CSU Stanislaus -- October 17, 2003

Peruvian Archeology Archives Established At CSU Stanislaus

An ancient slice of Peru's archeological history has come to California State University, Stanislaus.

In what could be described as an historian's dream, History Professor Nancy Taniguchi traveled a path through Sacramento and Peru that led to the donation of a priceless collection of archeological research materials to CSU Stanislaus. In May 2002 the University became home to the official archive of the California Institute for Peruvian Studies (CIPS).

The Institute attracted international attention the following July when Dr. Dwight Wallace, a CIPS affiliate, discovered an elaborate and unusual mummy bundle at Cerrillos on Peru's arid southern coast. A woman's body inside had been buried like no one else of her place and time some 13 centuries ago, covered with a colorful feathered textile bracketed by two flanking wings under a mask on the outside of the mummy bundle.

Site records generated by Wallace, a retired archeology professor at State University New York, Albany, had already come to CSU Stanislaus. Wallace's successful application for a National Geographic preservation grant led to a feature on the find in the September 2003 National Geographic. The records currently being generated by this and other spectacular finds will also eventually come to CSU Stanislaus.

“I think this archive opens up a fabulous opportunity for CSU Stanislaus,” Taniguchi said. “Students and faculty will have access to records and a link to Peruvian archaeological sites where they can study and explore.”
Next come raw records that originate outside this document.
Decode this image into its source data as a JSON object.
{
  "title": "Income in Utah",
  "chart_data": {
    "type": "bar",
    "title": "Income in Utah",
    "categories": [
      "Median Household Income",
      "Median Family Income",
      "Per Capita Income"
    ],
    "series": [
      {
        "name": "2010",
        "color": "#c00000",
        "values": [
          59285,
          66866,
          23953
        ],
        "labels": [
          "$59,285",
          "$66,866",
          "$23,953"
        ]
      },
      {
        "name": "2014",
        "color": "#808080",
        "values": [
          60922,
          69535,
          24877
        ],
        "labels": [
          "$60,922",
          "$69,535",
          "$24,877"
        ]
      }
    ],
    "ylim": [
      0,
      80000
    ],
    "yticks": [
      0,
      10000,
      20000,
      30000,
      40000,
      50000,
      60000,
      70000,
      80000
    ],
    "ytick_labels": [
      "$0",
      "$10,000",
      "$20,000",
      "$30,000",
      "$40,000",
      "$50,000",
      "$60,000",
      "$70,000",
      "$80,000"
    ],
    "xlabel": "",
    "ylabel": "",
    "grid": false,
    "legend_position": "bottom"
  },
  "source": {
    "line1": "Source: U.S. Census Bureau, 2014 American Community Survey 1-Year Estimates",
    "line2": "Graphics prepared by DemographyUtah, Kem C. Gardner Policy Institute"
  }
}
CIPS offers archeological field trips to the Peruvian sites annually. More information is available on the Institute's Web site at: www.cipsstudies.org.

A January 2002 meeting with CIPS founder Francis Riddell at his Sacramento home set the stage for Taniguchi to bring the Institute's archives to CSU Stanislaus. Riddell, Senior Archeologist for the State of California who conducted extensive field work in Peru after his retirement, was in failing health at the time and concerned about where the CIPS records could be housed.

Once an aspiring archeologist before becoming a history professor, Taniguchi had already planned to participate in an archeological field trip to CIPS-supervised digs on the southern coast of Peru. Riddell had started his work at the site in 1954 before making it the focus of his life's work for some 20 years.

Just before Riddell's death two months after the meeting in Sacramento, Taniguchi, with the help of now retired University Archivist Bob Santos, brought the Institute's treasure of field notes, journals, records, maps, slides, and photographs to a designated room in the University library. She serves in a private capacity as the archivist and vice president on the CIPS board of directors that includes archeologists from all over the world.

Artifacts recorded by CIPS archeological teams at several sites south of Nazca in southern Peru that include textiles, rock art, bones, and a variety of pottery, are housed in museums there.